10/07/2021 | Press release | Distributed by Public on 10/07/2021 01:35
For many companies, the journey to modern cloud applications starts with serverless. While these serverless services provide strong business benefits due to their flexible on-demand usage and pricing model, they also introduce new complexities for observability.
Amazon Web Services (AWS), offers a wide range of serverless solutions. To get a better understanding of AWS serverless, we'll first explore the basics of serverless architectures, review AWS serverless offerings, and explore common use cases. We will also discuss how you can ensure observability in serverless environments. Let's get started.
Serverless architecture shifts application hosting functions away from local servers onto those managed by providers. This means you no longer have to provision, scale, and maintain servers to run your applications, databases, and storage systems.
While function-as-a-service (FaaS) serverless architecture is similar to platform-as-a-service (PaaS) solutions, there's a significant difference: PaaS applications are typically deployed as single units, whereas serverless applications are broken down into functions, each of which is hosted by your provider.
Serverless architecture offers several benefits for enterprises.
Simplicity.

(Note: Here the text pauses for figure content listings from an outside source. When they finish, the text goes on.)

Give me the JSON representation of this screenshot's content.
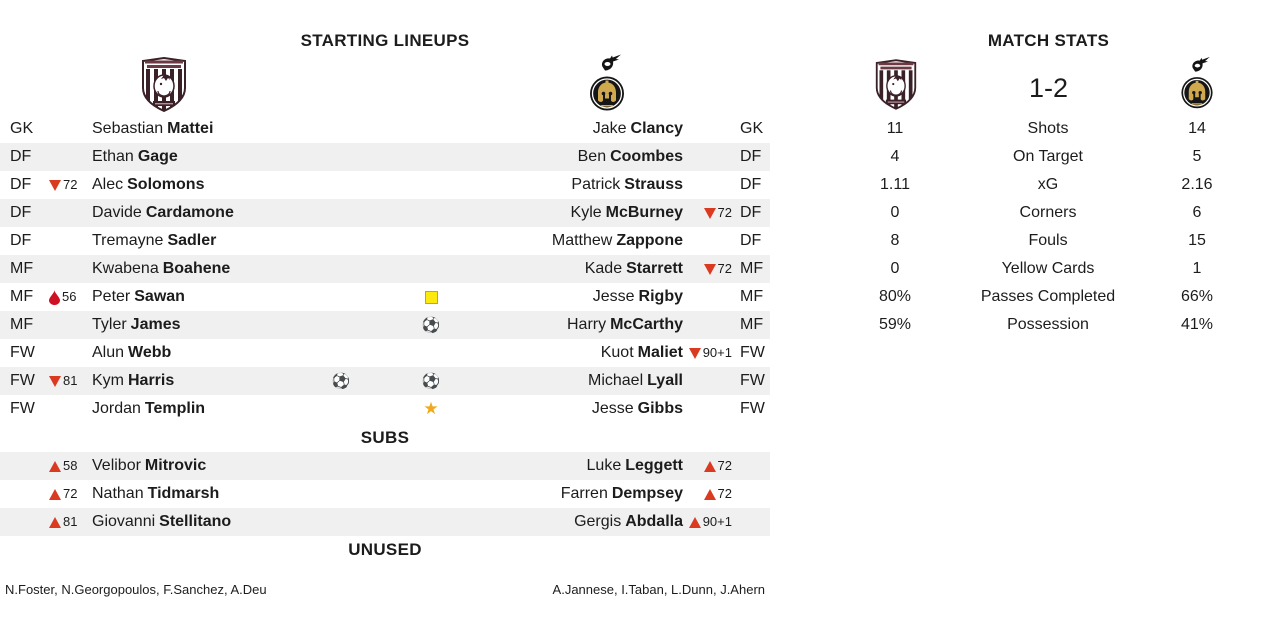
{
  "lineups": {
    "title": "STARTING LINEUPS",
    "subs_title": "SUBS",
    "unused_title": "UNUSED",
    "rows": [
      {
        "pos": "GK",
        "home": {
          "first": "Sebastian",
          "last": "Mattei"
        },
        "away": {
          "first": "Jake",
          "last": "Clancy"
        }
      },
      {
        "pos": "DF",
        "home": {
          "first": "Ethan",
          "last": "Gage"
        },
        "away": {
          "first": "Ben",
          "last": "Coombes"
        }
      },
      {
        "pos": "DF",
        "home": {
          "first": "Alec",
          "last": "Solomons",
          "sub": {
            "dir": "off",
            "min": "72"
          }
        },
        "away": {
          "first": "Patrick",
          "last": "Strauss"
        }
      },
      {
        "pos": "DF",
        "home": {
          "first": "Davide",
          "last": "Cardamone"
        },
        "away": {
          "first": "Kyle",
          "last": "McBurney",
          "sub": {
            "dir": "off",
            "min": "72"
          }
        }
      },
      {
        "pos": "DF",
        "home": {
          "first": "Tremayne",
          "last": "Sadler"
        },
        "away": {
          "first": "Matthew",
          "last": "Zappone"
        }
      },
      {
        "pos": "MF",
        "home": {
          "first": "Kwabena",
          "last": "Boahene"
        },
        "away": {
          "first": "Kade",
          "last": "Starrett",
          "sub": {
            "dir": "off",
            "min": "72"
          }
        }
      },
      {
        "pos": "MF",
        "home": {
          "first": "Peter",
          "last": "Sawan",
          "injury": "56"
        },
        "away": {
          "first": "Jesse",
          "last": "Rigby",
          "events": [
            "yellow-card"
          ]
        }
      },
      {
        "pos": "MF",
        "home": {
          "first": "Tyler",
          "last": "James"
        },
        "away": {
          "first": "Harry",
          "last": "McCarthy",
          "events": [
            "goal"
          ]
        }
      },
      {
        "pos": "FW",
        "home": {
          "first": "Alun",
          "last": "Webb"
        },
        "away": {
          "first": "Kuot",
          "last": "Maliet",
          "sub": {
            "dir": "off",
            "min": "90+1"
          }
        }
      },
      {
        "pos": "FW",
        "home": {
          "first": "Kym",
          "last": "Harris",
          "sub": {
            "dir": "off",
            "min": "81"
          },
          "events": [
            "goal"
          ]
        },
        "away": {
          "first": "Michael",
          "last": "Lyall",
          "events": [
            "goal"
          ]
        }
      },
      {
        "pos": "FW",
        "home": {
          "first": "Jordan",
          "last": "Templin"
        },
        "away": {
          "first": "Jesse",
          "last": "Gibbs",
          "events": [
            "star"
          ]
        }
      }
    ],
    "subs": [
      {
        "home": {
          "first": "Velibor",
          "last": "Mitrovic",
          "sub": {
            "dir": "on",
            "min": "58"
          }
        },
        "away": {
          "first": "Luke",
          "last": "Leggett",
          "sub": {
            "dir": "on",
            "min": "72"
          }
        }
      },
      {
        "home": {
          "first": "Nathan",
          "last": "Tidmarsh",
          "sub": {
            "dir": "on",
            "min": "72"
          }
        },
        "away": {
          "first": "Farren",
          "last": "Dempsey",
          "sub": {
            "dir": "on",
            "min": "72"
          }
        }
      },
      {
        "home": {
          "first": "Giovanni",
          "last": "Stellitano",
          "sub": {
            "dir": "on",
            "min": "81"
          }
        },
        "away": {
          "first": "Gergis",
          "last": "Abdalla",
          "sub": {
            "dir": "on",
            "min": "90+1"
          }
        }
      }
    ],
    "unused": {
      "home": "N.Foster, N.Georgopoulos, F.Sanchez, A.Deu",
      "away": "A.Jannese, I.Taban, L.Dunn, J.Ahern"
    }
  },
  "stats": {
    "title": "MATCH STATS",
    "score": "1-2",
    "rows": [
      {
        "label": "Shots",
        "home": "11",
        "away": "14"
      },
      {
        "label": "On Target",
        "home": "4",
        "away": "5"
      },
      {
        "label": "xG",
        "home": "1.11",
        "away": "2.16"
      },
      {
        "label": "Corners",
        "home": "0",
        "away": "6"
      },
      {
        "label": "Fouls",
        "home": "8",
        "away": "15"
      },
      {
        "label": "Yellow Cards",
        "home": "0",
        "away": "1"
      },
      {
        "label": "Passes Completed",
        "home": "80%",
        "away": "66%"
      },
      {
        "label": "Possession",
        "home": "59%",
        "away": "41%"
      }
    ]
  },
  "icons": {
    "goal": "⚽",
    "star": "★"
  },
  "colors": {
    "sub_triangle": "#d93a20",
    "yellow_card": "#fde910",
    "yellow_card_border": "#b8ad14",
    "star": "#f0a91e",
    "injury": "#cf1125",
    "row_stripe": "#f0f0f0",
    "text": "#1c1c1c"
  }
}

The first benefit is simplicity. Instead of worrying about infrastructure management functions, such as capacity provisioning and hardware maintenance, teams can focus on application design, deployment, and delivery.
Speed. Speed is next; serverless solutions are quick to spin up or down as needed, and there are no delays due to limited storage or resource access.

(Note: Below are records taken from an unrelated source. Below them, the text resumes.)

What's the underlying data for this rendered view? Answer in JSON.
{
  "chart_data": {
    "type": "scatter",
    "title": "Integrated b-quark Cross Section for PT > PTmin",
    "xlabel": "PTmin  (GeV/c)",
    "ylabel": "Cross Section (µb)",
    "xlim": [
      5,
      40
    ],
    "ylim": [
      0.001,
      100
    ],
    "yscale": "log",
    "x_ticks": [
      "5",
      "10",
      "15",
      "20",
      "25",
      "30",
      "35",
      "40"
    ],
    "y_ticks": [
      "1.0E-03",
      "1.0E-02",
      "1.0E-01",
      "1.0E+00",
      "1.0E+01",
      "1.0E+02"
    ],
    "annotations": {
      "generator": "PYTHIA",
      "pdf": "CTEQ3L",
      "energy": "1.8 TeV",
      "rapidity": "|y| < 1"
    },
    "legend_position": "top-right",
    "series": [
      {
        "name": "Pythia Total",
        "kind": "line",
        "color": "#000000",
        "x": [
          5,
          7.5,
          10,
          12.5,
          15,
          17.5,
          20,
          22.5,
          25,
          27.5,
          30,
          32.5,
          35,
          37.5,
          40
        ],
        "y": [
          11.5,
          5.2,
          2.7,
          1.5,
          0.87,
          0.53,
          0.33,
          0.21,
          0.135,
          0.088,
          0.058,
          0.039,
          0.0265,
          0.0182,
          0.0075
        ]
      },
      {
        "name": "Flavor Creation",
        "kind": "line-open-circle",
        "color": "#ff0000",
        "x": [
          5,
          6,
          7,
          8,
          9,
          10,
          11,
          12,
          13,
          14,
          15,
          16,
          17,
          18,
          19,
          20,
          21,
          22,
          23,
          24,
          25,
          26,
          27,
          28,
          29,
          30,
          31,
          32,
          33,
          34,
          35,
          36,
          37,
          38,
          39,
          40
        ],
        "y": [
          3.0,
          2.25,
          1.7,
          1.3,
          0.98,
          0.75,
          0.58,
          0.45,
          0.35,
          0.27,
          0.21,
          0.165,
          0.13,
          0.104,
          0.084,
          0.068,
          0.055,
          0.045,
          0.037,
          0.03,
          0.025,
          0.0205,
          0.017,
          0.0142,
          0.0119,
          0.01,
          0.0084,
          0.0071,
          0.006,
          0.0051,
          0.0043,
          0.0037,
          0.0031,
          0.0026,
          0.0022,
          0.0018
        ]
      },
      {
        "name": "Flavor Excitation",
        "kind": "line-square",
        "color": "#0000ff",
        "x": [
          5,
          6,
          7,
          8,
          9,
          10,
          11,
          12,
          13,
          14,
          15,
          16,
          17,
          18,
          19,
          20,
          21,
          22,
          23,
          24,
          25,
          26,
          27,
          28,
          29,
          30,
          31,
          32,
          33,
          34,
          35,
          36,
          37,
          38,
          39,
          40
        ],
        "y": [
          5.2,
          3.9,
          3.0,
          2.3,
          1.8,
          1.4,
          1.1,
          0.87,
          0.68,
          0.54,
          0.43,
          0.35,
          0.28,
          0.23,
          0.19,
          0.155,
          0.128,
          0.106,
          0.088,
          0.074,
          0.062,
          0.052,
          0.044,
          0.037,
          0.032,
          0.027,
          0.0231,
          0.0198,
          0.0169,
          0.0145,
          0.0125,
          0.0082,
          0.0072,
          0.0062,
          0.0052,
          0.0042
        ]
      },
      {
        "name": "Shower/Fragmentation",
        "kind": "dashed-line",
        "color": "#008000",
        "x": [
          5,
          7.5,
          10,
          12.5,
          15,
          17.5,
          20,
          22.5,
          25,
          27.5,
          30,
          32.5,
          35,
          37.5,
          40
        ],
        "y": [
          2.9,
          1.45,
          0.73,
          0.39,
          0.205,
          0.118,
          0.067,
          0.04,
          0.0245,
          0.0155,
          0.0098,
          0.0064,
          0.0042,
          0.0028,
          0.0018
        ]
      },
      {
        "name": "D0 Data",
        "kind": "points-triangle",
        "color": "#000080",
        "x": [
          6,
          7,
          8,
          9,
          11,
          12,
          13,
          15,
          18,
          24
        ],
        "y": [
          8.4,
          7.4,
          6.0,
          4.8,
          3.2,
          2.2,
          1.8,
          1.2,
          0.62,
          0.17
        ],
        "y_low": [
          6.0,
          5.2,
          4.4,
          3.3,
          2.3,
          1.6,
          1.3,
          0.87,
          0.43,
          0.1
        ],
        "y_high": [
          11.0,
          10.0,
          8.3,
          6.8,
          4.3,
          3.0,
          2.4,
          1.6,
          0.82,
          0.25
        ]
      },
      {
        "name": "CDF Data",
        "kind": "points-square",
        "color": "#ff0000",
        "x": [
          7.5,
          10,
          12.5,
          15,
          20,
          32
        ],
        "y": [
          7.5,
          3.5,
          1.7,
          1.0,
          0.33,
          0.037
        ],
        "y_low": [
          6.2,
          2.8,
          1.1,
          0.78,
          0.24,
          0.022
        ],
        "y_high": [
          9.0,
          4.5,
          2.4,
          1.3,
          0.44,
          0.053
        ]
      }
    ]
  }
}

Reliability. Serverless solutions are also more reliable than their traditional application counterparts. Since apps are hosted as interconnected functions in the cloud they're naturally redundant and less prone to unexpected failure.
Scalability. Finally, there's scalability. Using a FaaS model makes it possible to scale up individual application functions as needed rather than increase total resource allocation for your entire application, which helps reduce total resource costs and improve overall app efficiency.
Amazon divides its serverless solutions into three broad categories with 12 specific services. But which are the best fit for your business, and where do they make the most sense in your serverless application stack? Let's explore each in more detail.
Amazon compute solutions are designed to streamline resource provisioning and container management with two services:
Amazon's application integration services form the bulk of its serverless offerings with six solutions designed to streamline the interconnection of application functions.
As data volumes rapidly increase, streamlined data storage is a top priority. AWS offers four serverless offerings for storage.
While leveraging Amazon's suite of serverless services makes it possible to take on almost any IT task without increasing in-house complexity, it's worth examining four common use cases to explore how these services work in concert.
Serverless solutions from Amazon are often used to underpin critical application functions. By leveraging Lambda and the API Gateway for business logic - combined with DynamoDB for streamlined data store - organizations can create purpose-built, event-driven application back-ends that empower front-end functions.
By combining Lambda, S3, SQS, SNS, and DynamoDB, organizations can develop and deploy general-purpose, event-driven parallel processing architectures to deliver real-time file processing, analysis, and output.
Tools such as Lambda and SNS enable better batch processing, which makes it possible to quickly download, upload, and process files - and then automatically send notifications to IT teams.
By pairing Lambda and SQS with AWS machine learning services, such as Amazon Rekognition and Comprehend, organizations can create serverless document repositories that offer fast indexing and simplified search.
While AWS serverless solutions offer a solid framework for resource distribution, application management, and storage provision, the sheer number of interconnected solutions leveraged by enterprises to deliver on use case scenarios comes with its own challenge: observability.
Although individual Amazon services are typically transparent, once they become parts of a larger whole, it's easy for IT teams to lose track of what's happening. Services can span multiple cloud providers and connections, making it more difficult to discern where and when specific transactions happen, which increases overall complexity.
The Dynatrace Software Intelligence Platform provides seamless observability of AWS serverless services across the full hybrid-cloud stack and multicloud platforms. Dynatrace has partnered with Amazon to be part of the future AWS distro for OpenTelemetry deployments to deliver enhanced visibility across serverless stacks.
Dynatrace has also developed new extensions for Lambda and intelligent operations for both EKS and Fargate, which deliver automatic observability in context with the other services, hybrid-cloud resources, and cloud resources. In practice, Dynatrace's observability and AI-driven analysis of AWS serverless services in context with the full hybrid-cloud stack enable organizations to simplify cloud environments, streamline and optimize service architecture, and scale to meet evolving demands - without losing sight of critical operations.